Today’s scriptures affirm the gift and importance of “listening” to others. Something so simple yet sometimes so difficult. I am wondering if the greatest threat to our democracy these days is government officials from both political parties unwilling to listen beyond their own agenda. I am wondering if the greatest threat to Christian denominations is the unwillingness to listen to others with a belief system and approach to scripture different than our own. I am wondering if the greatest threat to our United Methodist denomination is our unwillingness to listen to others with different points of view beyond our own filters and passions. And I wonder if the the greatest threat to our own spirituality is our self-made busyness preventing us from taking time to listen to our inward being and the “still small voice” of God’s Spirit.

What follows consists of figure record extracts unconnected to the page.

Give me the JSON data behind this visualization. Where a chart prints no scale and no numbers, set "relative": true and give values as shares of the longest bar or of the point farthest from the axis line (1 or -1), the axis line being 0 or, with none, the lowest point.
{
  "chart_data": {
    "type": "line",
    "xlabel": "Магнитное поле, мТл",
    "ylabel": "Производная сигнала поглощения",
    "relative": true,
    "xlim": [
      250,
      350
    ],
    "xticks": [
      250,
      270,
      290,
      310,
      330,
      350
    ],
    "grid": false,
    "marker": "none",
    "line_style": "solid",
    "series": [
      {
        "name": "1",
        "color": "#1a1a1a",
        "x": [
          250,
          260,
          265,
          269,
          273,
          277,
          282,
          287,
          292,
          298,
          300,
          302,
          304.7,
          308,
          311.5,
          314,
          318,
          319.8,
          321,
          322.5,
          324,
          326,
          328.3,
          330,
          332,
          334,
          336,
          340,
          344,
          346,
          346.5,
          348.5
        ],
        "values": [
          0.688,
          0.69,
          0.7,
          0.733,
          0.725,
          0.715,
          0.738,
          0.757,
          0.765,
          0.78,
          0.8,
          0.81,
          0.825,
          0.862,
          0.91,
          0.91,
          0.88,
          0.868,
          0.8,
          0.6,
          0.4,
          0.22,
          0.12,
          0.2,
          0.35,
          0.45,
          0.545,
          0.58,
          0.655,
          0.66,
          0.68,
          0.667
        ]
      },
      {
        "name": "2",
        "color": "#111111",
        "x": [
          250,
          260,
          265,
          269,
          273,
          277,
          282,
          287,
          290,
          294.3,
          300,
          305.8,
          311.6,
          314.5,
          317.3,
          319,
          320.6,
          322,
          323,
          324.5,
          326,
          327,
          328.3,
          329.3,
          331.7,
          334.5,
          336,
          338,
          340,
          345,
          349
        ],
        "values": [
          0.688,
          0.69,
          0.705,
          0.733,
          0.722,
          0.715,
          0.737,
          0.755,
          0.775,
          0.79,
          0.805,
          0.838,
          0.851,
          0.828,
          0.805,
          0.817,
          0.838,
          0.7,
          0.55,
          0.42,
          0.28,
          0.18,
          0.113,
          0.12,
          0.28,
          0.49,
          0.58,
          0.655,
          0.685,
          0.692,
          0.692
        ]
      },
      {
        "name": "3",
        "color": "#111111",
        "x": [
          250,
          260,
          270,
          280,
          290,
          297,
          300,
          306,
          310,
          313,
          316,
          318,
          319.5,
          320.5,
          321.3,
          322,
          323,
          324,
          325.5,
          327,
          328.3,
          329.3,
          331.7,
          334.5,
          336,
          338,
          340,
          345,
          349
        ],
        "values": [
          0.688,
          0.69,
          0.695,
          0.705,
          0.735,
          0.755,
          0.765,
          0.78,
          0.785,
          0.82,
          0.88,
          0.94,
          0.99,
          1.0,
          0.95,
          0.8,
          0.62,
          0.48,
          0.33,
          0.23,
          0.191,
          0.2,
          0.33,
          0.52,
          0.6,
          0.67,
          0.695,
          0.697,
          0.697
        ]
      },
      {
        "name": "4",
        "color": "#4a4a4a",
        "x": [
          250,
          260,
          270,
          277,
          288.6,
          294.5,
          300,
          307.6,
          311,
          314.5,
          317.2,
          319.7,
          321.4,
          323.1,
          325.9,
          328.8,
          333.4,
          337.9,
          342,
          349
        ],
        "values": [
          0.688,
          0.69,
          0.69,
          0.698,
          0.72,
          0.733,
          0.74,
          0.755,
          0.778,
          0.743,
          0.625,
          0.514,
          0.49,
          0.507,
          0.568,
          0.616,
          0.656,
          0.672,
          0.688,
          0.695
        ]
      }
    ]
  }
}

In truth, I have to work hard not just at listening beyond my deafness, but listening to others beyond my own inner voice, beliefs and agenda. So this Lent, I am committing to a spiritual practice of doing a better job of listening. Yes, let’s admit it’s hard work at times. So what better time than the season of Lent to give ourselves to a challenge of practicing “listening.” The writer of the book of James encourages the faith community with simple words: “Be quick to listen, slow to speak.”
-Rev. Rick Saylor
Clergy and Congregational Coach
Prayer for Reflection
O God who empowers our listening. We give you thanks for our ability to hear, that neurologically creates cognition in our brain. Let us never take it for granted. And help us remove some of the threats in our world by being better listeners. So be it. Amen.